How to take a screenshot of a virtual display server

Let us run and record arbitrary GUI programs via xvfb-run (which itself is a script to run stuff in Xvfb)! I am going to record the session via avconv and will take a screenshot with xwd each second. But first things first.

Xvfb is virtual display server -- implementing the X11 display protocol. That basicly means the rendering only exists in memory and the server won't send output to your screen. How cool is that? xvfb-run is a script (please install it as a packge) which will run your command in Xvfb.

You need xvfb, avconv or ffmpeg, xwd, vorbis (libvorbis0a or something like that), gtk for python (python-gtk2, maybe?). xdotool, used for testing, is optional.

Caveats (xvfb-run in combination with avconv)

Or: stuff I did wrong so you don't have to.

  1. .Xauthority != ~/.Xauthority: some users stumble into permission problems, because they have their own ~/.Xauthority file. So setting the parameter -f is not an option when you want to access the display server, it is mandatory. The manpage says about -f:

    -f file, --auth-file=file
          Store X authentication data in file.  By default, a temporary directory called xvfb-run.PID (where PID is the process ID of xvfb-run itself) is created in the  directory  specified
          by the environment variable TMPDIR (or /tmp if that variable is null or unset), and the tempfile(1) command is used to create a file in that temporary directory called Xauthority.
    

    the tricky thing is, --help says:

    -f FILE   --auth-file=FILE          file used to store auth cookie (default: ./.Xauthority)
    

    that gives you the impression, that ~/.Xauthority is used, because how do you know xvfb-run creates a temp-dir? Right! Read the manpage, read the source. I would like to propose a new acronym (after you RTFMed) you should RTFC (Read The Fucking Code).

  2. The --auto-servernum option won't return the server-number, so either use the simple way (default servernum value of 99 -- thats what I did), or find a display number yourself (which means replicating the --auto-servernum code alredy written. Not DRY, but gives you the ability to run multiple instances at once). Once you got a display number, pass it to avconv, the display number is part of the variable $DISPLAY. $DISPLAY has the format: hostname:D.S:

    • hostname is your host (0 == localhost)
    • D is the display number (for example, you could have multiple displays attached to your monitor)
    • S is the screen number (a display itself can have multiple screens, i.e.: virtual desktops)
  3. Find some good avconv settings. For example: the formats .mpg and .mov fail horribly, because avconv needs to record longer than the server is running. Ideally, I would to stop the recording, before Xvfb stops. But Xvfb stops, if xvfb-run exits. The problem here is similar to the Halting-Problem. There is no way to predict when the executed GUI-program is going to terminate. The programs will exit in this order: the program you ran terminates, then xvfb-run terminates and xvfb-run terminates Xvfb. So, obivously avconv tries to record a source that is no longer available and will produce a malformed file. Some formats choke on that behaviour. Theora didn't.

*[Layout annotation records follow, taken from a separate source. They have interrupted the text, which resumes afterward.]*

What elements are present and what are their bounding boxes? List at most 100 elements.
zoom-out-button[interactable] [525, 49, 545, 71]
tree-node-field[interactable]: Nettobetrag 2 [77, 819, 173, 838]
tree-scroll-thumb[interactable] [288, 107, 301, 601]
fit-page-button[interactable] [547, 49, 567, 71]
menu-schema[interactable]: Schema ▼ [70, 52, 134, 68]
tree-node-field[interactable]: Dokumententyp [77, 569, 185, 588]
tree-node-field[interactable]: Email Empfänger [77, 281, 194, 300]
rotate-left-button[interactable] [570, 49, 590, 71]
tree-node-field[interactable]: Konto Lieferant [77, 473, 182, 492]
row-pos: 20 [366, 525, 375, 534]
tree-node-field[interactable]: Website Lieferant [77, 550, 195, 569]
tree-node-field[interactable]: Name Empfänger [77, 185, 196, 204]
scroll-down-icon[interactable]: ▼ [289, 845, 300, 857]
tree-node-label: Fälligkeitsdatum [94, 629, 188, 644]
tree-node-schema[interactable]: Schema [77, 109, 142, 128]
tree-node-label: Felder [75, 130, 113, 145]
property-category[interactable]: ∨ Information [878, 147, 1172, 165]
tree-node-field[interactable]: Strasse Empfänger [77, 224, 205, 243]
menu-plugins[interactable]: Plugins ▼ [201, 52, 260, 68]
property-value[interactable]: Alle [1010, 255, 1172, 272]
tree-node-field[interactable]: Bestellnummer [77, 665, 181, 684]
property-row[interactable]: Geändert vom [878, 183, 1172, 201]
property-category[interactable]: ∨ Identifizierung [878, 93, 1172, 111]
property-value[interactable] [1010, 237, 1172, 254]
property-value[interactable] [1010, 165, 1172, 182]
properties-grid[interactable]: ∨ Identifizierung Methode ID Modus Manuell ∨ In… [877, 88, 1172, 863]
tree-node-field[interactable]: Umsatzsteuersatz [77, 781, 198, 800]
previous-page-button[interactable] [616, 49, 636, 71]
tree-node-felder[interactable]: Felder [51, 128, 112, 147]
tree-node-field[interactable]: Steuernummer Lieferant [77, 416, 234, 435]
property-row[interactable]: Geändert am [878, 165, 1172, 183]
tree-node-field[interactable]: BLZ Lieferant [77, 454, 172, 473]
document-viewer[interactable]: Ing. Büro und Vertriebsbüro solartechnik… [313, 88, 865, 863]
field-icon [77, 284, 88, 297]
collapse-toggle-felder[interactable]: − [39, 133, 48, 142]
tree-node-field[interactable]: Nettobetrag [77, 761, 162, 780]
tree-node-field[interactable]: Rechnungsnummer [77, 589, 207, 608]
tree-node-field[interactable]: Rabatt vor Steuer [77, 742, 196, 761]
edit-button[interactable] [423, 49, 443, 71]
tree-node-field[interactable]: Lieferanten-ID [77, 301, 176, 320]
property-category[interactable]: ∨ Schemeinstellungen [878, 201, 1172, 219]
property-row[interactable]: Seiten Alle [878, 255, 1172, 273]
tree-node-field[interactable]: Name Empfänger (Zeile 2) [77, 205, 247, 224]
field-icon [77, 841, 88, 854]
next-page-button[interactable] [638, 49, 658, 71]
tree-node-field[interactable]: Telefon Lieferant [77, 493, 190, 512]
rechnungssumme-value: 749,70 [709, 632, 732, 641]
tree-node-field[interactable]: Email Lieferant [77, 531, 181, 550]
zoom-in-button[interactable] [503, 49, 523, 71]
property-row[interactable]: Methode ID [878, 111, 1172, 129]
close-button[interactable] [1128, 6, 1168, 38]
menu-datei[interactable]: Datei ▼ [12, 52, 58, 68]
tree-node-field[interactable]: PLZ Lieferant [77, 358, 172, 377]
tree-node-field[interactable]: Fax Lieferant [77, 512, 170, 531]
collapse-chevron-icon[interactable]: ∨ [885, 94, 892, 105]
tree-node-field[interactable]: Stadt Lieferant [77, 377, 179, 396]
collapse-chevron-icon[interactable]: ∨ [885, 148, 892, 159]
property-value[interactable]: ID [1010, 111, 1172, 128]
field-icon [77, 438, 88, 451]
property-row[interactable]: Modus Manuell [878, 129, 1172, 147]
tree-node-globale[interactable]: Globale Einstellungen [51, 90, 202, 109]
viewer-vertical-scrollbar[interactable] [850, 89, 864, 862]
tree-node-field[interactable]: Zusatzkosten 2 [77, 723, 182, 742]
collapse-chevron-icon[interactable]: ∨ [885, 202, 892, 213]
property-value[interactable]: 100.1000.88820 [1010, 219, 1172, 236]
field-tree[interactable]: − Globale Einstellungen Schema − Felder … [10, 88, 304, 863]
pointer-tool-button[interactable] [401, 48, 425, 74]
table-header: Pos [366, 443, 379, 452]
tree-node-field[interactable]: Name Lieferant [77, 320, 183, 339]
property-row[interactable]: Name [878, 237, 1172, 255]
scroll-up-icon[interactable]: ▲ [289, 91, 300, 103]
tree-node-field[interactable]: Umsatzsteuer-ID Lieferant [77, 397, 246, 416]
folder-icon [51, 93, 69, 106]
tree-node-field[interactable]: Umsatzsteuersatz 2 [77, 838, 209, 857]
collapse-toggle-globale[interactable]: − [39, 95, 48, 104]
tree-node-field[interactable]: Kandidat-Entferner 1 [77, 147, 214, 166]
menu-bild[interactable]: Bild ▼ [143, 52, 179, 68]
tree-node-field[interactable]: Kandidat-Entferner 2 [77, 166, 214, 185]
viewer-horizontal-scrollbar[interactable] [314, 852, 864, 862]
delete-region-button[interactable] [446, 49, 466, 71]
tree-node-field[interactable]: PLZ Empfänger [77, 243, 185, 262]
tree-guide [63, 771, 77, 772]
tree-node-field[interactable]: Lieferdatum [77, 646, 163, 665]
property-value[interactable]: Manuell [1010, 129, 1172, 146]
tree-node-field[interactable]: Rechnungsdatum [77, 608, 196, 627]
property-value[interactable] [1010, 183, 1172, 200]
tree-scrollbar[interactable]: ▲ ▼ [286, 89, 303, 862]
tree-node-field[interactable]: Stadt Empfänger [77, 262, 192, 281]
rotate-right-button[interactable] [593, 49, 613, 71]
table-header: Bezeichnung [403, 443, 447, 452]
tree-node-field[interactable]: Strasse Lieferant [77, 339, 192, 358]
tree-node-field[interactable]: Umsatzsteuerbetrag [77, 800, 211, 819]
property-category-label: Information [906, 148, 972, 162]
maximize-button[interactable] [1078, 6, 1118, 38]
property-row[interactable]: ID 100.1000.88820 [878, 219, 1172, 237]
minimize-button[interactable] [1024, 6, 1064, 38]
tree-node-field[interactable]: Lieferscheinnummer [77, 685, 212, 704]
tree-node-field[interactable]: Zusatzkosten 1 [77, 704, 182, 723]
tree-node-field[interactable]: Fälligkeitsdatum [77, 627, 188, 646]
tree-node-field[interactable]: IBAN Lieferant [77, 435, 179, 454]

  4. some display-sizes are not compatible with certain depths.

Script it!

I made a wrapper (xvfb-screenshooter) around the wrapper (xvfb-run) around the wrapper (xvfb) that wraps the output in a virtual display. What could possibly go wrong?

  • xvfb-screenshooter
  • i included a simple python-gtk-hello-world program.
  • there are three behaviours how this wrapper leaves it's main loop:
    • run a specified amount of iterations
    • kill the application with the name "Hello.*"
    • wait until the application exits
  • maybe I will include some cli-switches so you can choose a behaviour without changing the code.

What are some fun things to do with this?

  • Seleniumtests?
  • A lot of screenshots?
  • Really huge screenshots?
  • Emulate a lot of different displays?